The runner bean, although scentless, has a history that is even more venerable than that of the sweet pea. It has been grown as a food crop in south America for 2,000 years, and was probably brought to Europe in 1493 by Christopher Columbus. It was first introduced as an ornamental plant, because of its jewel-like vermilion flowers and its ability to quickly clothe an arbour with shade-giving leaves. Philip Miller in the 1754 edition of his Gardeners Dictionaryextols its virtues as an urban plant: "It will thrive very well in the City, the smoke of the Sea-coal being less injurious to this Plant than most others". He's right, it is an excellent plant for adding height to a small, town garden, provided that you give it plenty of water, and watch out for slugs and snails while it is finding its feet.
Scarlet runners (and pink and white ones, too) are among the easiest of climbers, ascending almost any kind of framework with their twining stems. Bean plants carry a huge amount of weight by the time they have ascended a couple or more metres – so they need a robust substructure. When putting up a wigwam or other frame, think of the weight of the foliage, add the weight of moisture from a bout of rain – and then add wind. I learned about this the hard way some years ago, when I found my proudly-grown and fully-fledged bean arch prostrate on the ground after a wet and breezy night.
With any climber – especially fast-growing annuals such as beans – remember that the shy infant plant with only a few frail leaves may turn into a great rugby-playing brute within a season. Other twining annuals, with less muscular growth, are the morning glories ( Ipomoea sp.) with their exotic trumpet-shaped flowers. A lesser known member of the genus is I. lobata; its elongated flowers look like a cross between Christmas lights and chilli peppers. The youngest blooms, at the top of raceme, are red, and as they age they lose pigment, fading to yellow and cream.
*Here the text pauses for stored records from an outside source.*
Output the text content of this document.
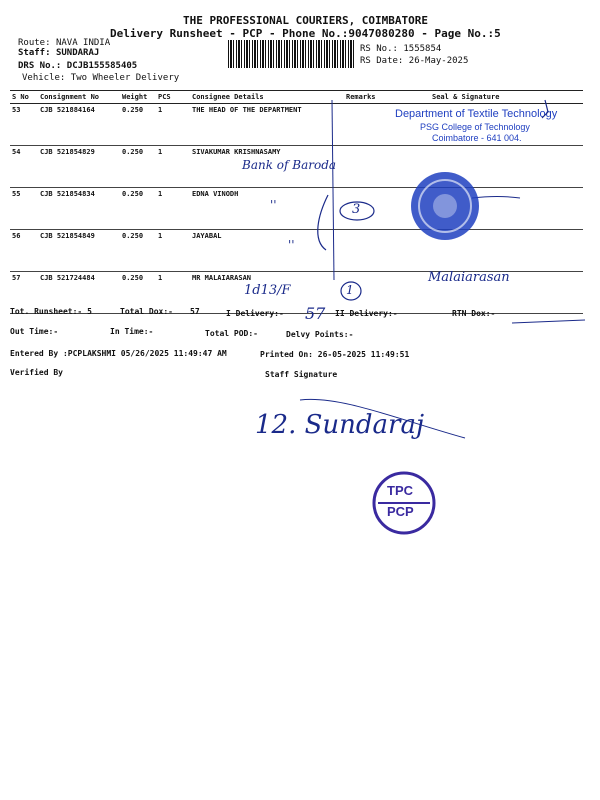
THE PROFESSIONAL COURIERS, COIMBATORE
Delivery Runsheet - PCP - Phone No.:9047080280 - Page No.:5
Route: NAVA INDIA
Staff: SUNDARAJ
DRS No.: DCJB155585405
Vehicle: Two Wheeler Delivery
RS No.: 1555854
RS Date: 26-May-2025
S No	Consignment No	Weight	PCS	Consignee Details	Remarks	Seal & Signature
53	CJB 521884164	0.250	1	THE HEAD OF THE DEPARTMENT		
54	CJB 521854829	0.250	1	SIVAKUMAR KRISHNASAMY		
55	CJB 521854834	0.250	1	EDNA VINODH		
56	CJB 521854849	0.250	1	JAYABAL		
57	CJB 521724484	0.250	1	MR MALAIARASAN		
Department of Textile Technology
PSG College of Technology
Coimbatore - 641 004.
Bank of Baroda
''
''
3
1
1d13/F
Malaiarasan
TPC
PCP
Tot. Runsheet:- 5	Total Dox:- 57	I Delivery:- 57 II Delivery:-	RTN Dox:-
Out Time:-	In Time:-	Total POD:-	Delvy Points:-
Entered By :PCPLAKSHMI 05/26/2025 11:49:47 AM	Printed On: 26-05-2025 11:49:51
Verified By	Staff Signature
12. Sundaraj
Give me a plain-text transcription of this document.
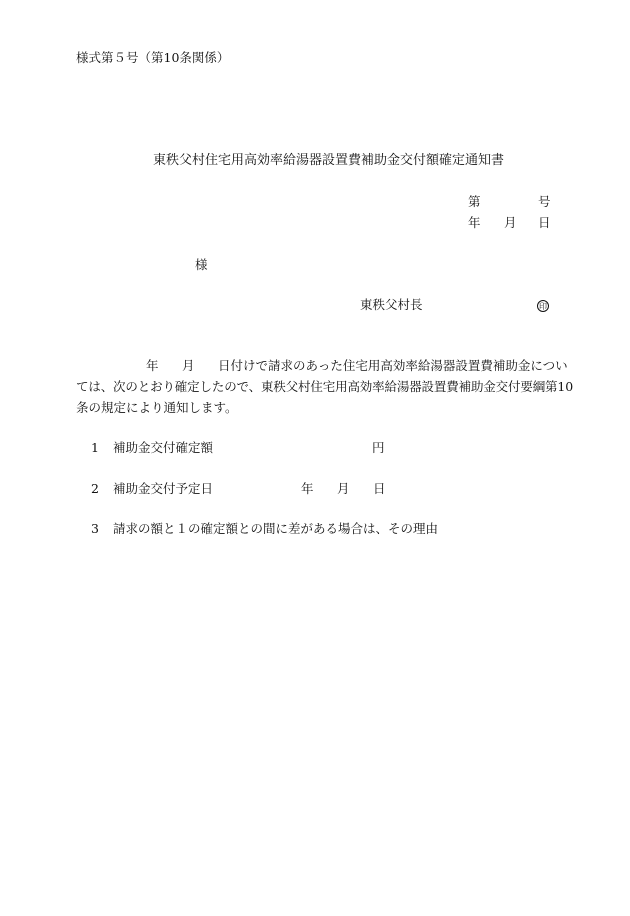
様式第５号（第10条関係）
東秩父村住宅用高効率給湯器設置費補助金交付額確定通知書
第	号
年 月 日
様
東秩父村長	印
年 月 日付けで請求のあった住宅用高効率給湯器設置費補助金につい
ては、次のとおり確定したので、東秩父村住宅用高効率給湯器設置費補助金交付要綱第10
条の規定により通知します。
1 補助金交付確定額	円
2 補助金交付予定日	年 月 日
3 請求の額と１の確定額との間に差がある場合は、その理由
There may be eight or 10 flowers per spike, all in different stages of their colour metamorphosis, so that a plant conveys a bunting-like effect, which gives rise to the common name: Spanish flag.
The well-named purple bell vine ( Rhodochiton atrosanguineum) is another festive climber. It hangs onto its support by looping its leaf stalks around it, in the same way that the pub goer who has drunk a little too deeply might link his (or her) elbow with the bus stop at the end of the night. It requires a fine support such as string or wire, and, because it is best seen from below, it is often grown suspended across the ceilings of conservatories or greenhouses.
Also using the leaf stalks as clinging devices is the Tropaeolumclan. Nasturtium is the best known of these, travelling epic journeys of many metres during the summer – until frost reduces its round leaves and flame-coloured flowers to mush. Its relative, the canary creeper, T. peregrinumis much daintier, with tiny, yellow, red-splashed blooms.
Both of these clamberers have minds of their own, but can usually be persuaded to attach themselves to a framework of chicken wire, if you want to hide an eyesore temporarily.
We'll talk about perennials another time, but a final climber, usually grown as an annual – but which is perennial in mild, sheltered gardens – is the Chilean glory vine ( Eccremocarpus scaber). It is a fine plant for adding colour to shrubs that flower in winter and sit there cheerlessly the rest of the year. It has tendrils, but it is also a leaner and a shover, hauling itself up through the inner branches to explode in a surprise eruption of ferny foliage and orange tubular flowers.